# KIETH MICHAELS



## pupsi (Aug 29, 2006)

I'me now fully covered with all mods declared, about 35,000 gbp worth. Cost 1560.00, 750 excess, like for like cover. The man to speak to is Jeremy. A-Plan wouldn't cover me, mods too extensive. Greenlight said value exceeded their limits.

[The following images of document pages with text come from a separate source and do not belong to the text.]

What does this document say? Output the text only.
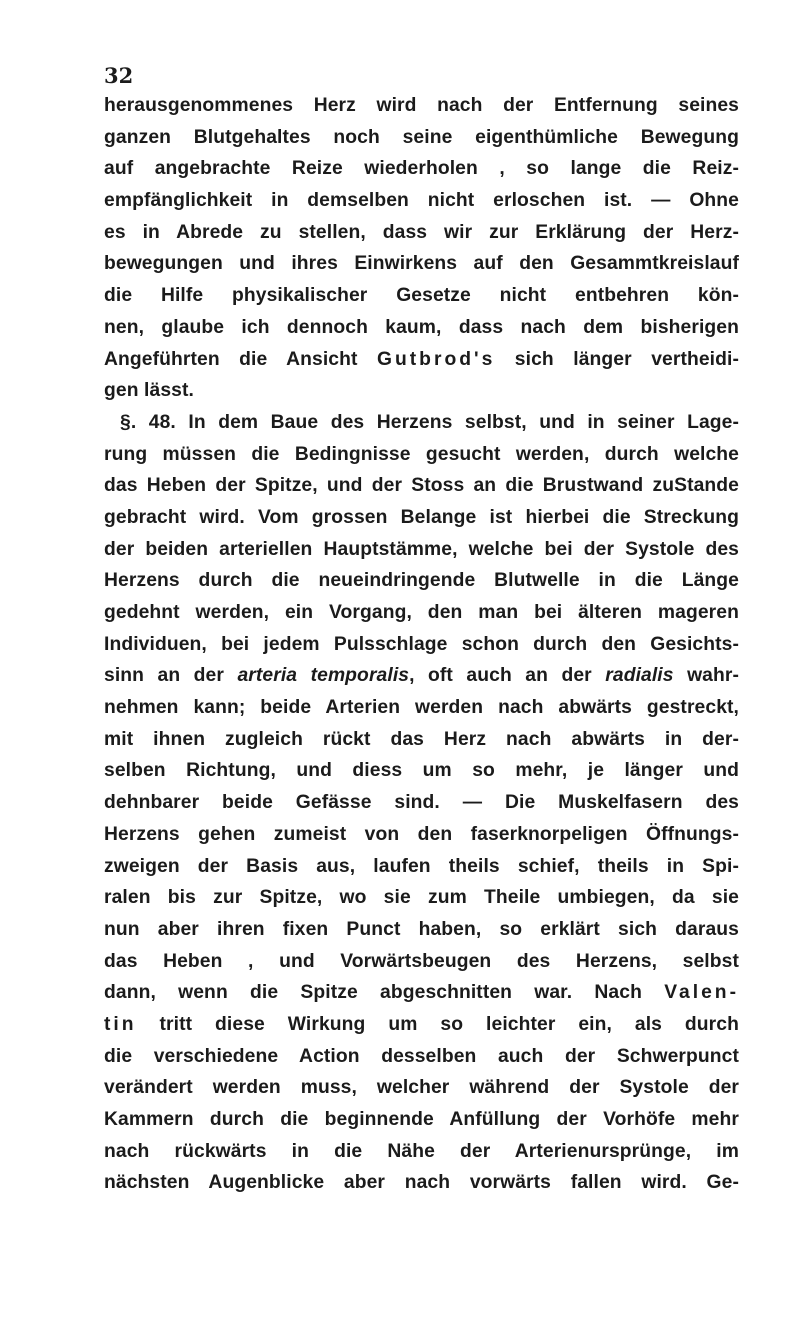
32
herausgenommenes Herz wird nach der Entfernung seines
ganzen Blutgehaltes noch seine eigenthümliche Bewegung
auf angebrachte Reize wiederholen , so lange die Reiz-
empfänglichkeit in demselben nicht erloschen ist. — Ohne
es in Abrede zu stellen, dass wir zur Erklärung der Herz-
bewegungen und ihres Einwirkens auf den Gesammtkreislauf
die Hilfe physikalischer Gesetze nicht entbehren kön-
nen, glaube ich dennoch kaum, dass nach dem bisherigen
Angeführten die Ansicht Gutbrod's sich länger vertheidi-
gen lässt.
§. 48. In dem Baue des Herzens selbst, und in seiner Lage-
rung müssen die Bedingnisse gesucht werden, durch welche
das Heben der Spitze, und der Stoss an die Brustwand zuStande
gebracht wird. Vom grossen Belange ist hierbei die Streckung
der beiden arteriellen Hauptstämme, welche bei der Systole des
Herzens durch die neueindringende Blutwelle in die Länge
gedehnt werden, ein Vorgang, den man bei älteren mageren
Individuen, bei jedem Pulsschlage schon durch den Gesichts-
sinn an der arteria temporalis, oft auch an der radialis wahr-
nehmen kann; beide Arterien werden nach abwärts gestreckt,
mit ihnen zugleich rückt das Herz nach abwärts in der-
selben Richtung, und diess um so mehr, je länger und
dehnbarer beide Gefässe sind. — Die Muskelfasern des
Herzens gehen zumeist von den faserknorpeligen Öffnungs-
zweigen der Basis aus, laufen theils schief, theils in Spi-
ralen bis zur Spitze, wo sie zum Theile umbiegen, da sie
nun aber ihren fixen Punct haben, so erklärt sich daraus
das Heben , und Vorwärtsbeugen des Herzens, selbst
dann, wenn die Spitze abgeschnitten war. Nach Valen-
tin tritt diese Wirkung um so leichter ein, als durch
die verschiedene Action desselben auch der Schwerpunct
verändert werden muss, welcher während der Systole der
Kammern durch die beginnende Anfüllung der Vorhöfe mehr
nach rückwärts in die Nähe der Arterienursprünge, im
nächsten Augenblicke aber nach vorwärts fallen wird. Ge-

So all in all, Kieth Michaels have been the best for me.


----------



## SillyFastGTR32 (Feb 26, 2008)

I've been with KEITH MICHEALS for several years now, i insure all my cars thru them, including my GTR32, which with ALL mods declared, (530bhp) and TWO BANS on my licence they came in at £750  theyre the best ive found!


----------



## skylinelee (Aug 5, 2002)

KEITH MICHEALS 
for me aswell, best ever quote ive had on my skyline's.
very good to deal with.


----------



## silver_dragon (Sep 11, 2008)

how old are you sillyfastgtr?


----------



## s2gtr (Jun 30, 2001)

Keith Michaels for me too:thumbsup:

Added bonus of only £60 for a track day:clap:

Dave


----------



## minifreak (Mar 4, 2006)

Contact details???


----------



## s2gtr (Jun 30, 2001)

minifreak said:


> Contact details???


Car Insurance :: Keith Michaels Insurance

Dave


----------



## silver_dragon (Sep 11, 2008)

already with keith michaels for my Integra type r, just got quoted £1600 for a GTR R32. Is this a good price?


----------



## SillyFastGTR32 (Feb 26, 2008)

silver_dragon said:


> how old are you sillyfastgtr?



I'm 38, but was 36 when i got that quote..its been uninsured for the last year or so as its been having a rebuild (even faster.. hehehe better change my name to StupidlyFastGTR32) so it better be even cheaper when i go to insure it again as one of the bans should have dropped off by now..

I've always delt with Gary Moulson, nothin else to say but top guy.
cheers
Klaran


----------